When technology is used in public where not everyone has the same technology, it is divisive. Barriers are being drawn, and you become much less approachable. Sure you may have gotten your iPhone to keep in touch with potential clients, but when you are constantly checking your email while in social settings, you are putting up barriers to face to face potential clients. This is true especially when someone is talking. When you pick up your iPhone and start playing around with it, I visually relate you to someone who has both index fingers in your ears. It’s obvious to me that you have no interest in what discussion we are in or at least, think your need to do whatever you are doing (surfing the net, emailing, text messaging, etc) is more important than I am.
So I’m going out on a limb. I’m gonna call it like I see it. This kind of usage is just plain rude! I wouldn’t ever think of bringing a book to read at someone’s house when I’ve been invited over to a dinner party. My lame excuse at the dinner table sounding something like “sorry I just have to finish this last chapter, then I’ll start eating. Don’t worry about me though, go on and start eating without me.”
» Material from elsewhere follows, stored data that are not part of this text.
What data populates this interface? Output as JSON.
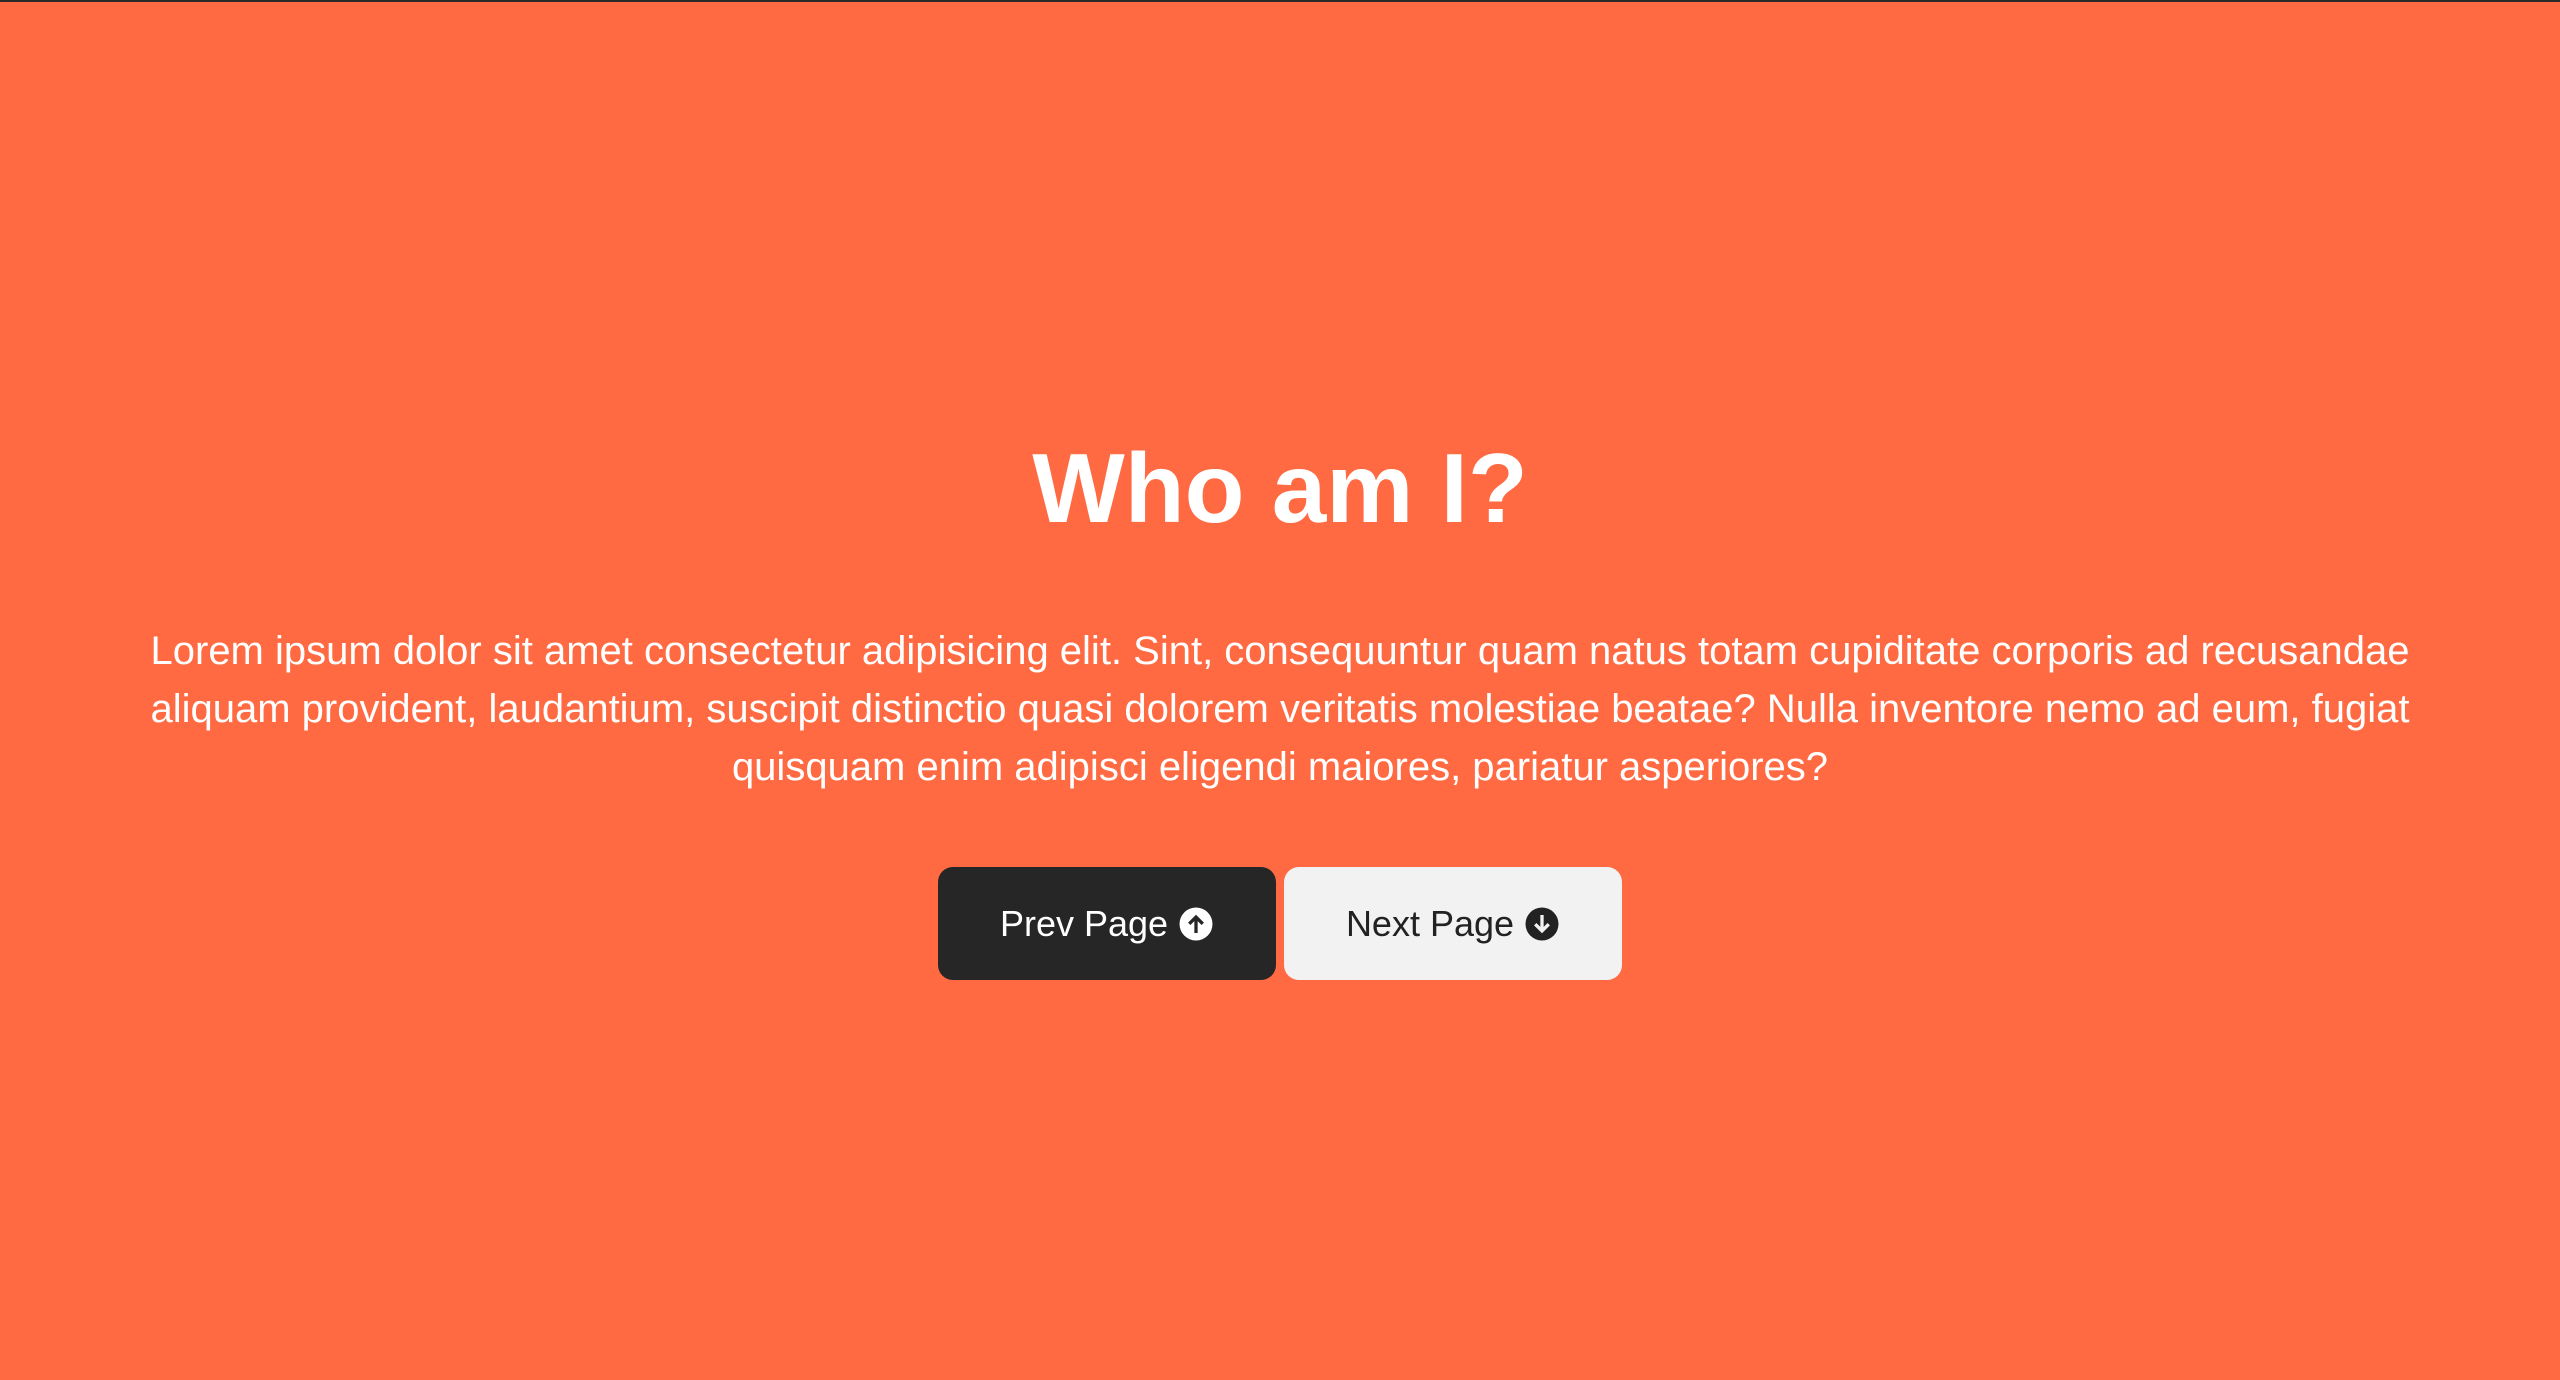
{
  "main": {
    "title": "Who am I?",
    "description": "Lorem ipsum dolor sit amet consectetur adipisicing elit. Sint, consequuntur quam natus totam cupiditate corporis ad recusandae aliquam provident, laudantium, suscipit distinctio quasi dolorem veritatis molestiae beatae? Nulla inventore nemo ad eum, fugiat quisquam enim adipisci eligendi maiores, pariatur asperiores?"
  },
  "buttons": {
    "prev_label": "Prev Page",
    "prev_icon": "arrow-circle-up-icon",
    "next_label": "Next Page",
    "next_icon": "arrow-circle-down-icon"
  },
  "colors": {
    "background": "#FF6A42",
    "prev_button": "#262626",
    "next_button": "#F2F2F2",
    "text": "#FFFFFF"
  }
}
Multitasking or Message Mixing
It’s just not humanly possible to be in the moment when you are doing too many things at once. The iPhone doesn’t make you a super human, it makes you a
super moron. Multitasking has shown to give a false sense of competence. Studies have shown while multitaskers are extremely confident in their abilities, they fall short in memory tests and cognitive tasks that involved distraction than did people who focused on single tasks. I for one don’t want to have an illusion of competence while actually falling short.
A Tool but Not a Rule
So for me it comes down to this, data phones are amazing yet destructive. They can put information at our fingertips, helping us solve problems and answer questions with a few taps of the finger. But it’s not an idol. An iPhone is an object, a tool. We shouldn’t be paying lots of money a month for something that we become addicted to. Something that makes us less considerate of others, and something that makes our lives busier. Right now I’m not willing to spend more time with a device then my best friend. I will not be a slave to a piece of machinery. We have the obligation and need to set limits and use technology as a tool but not a rule.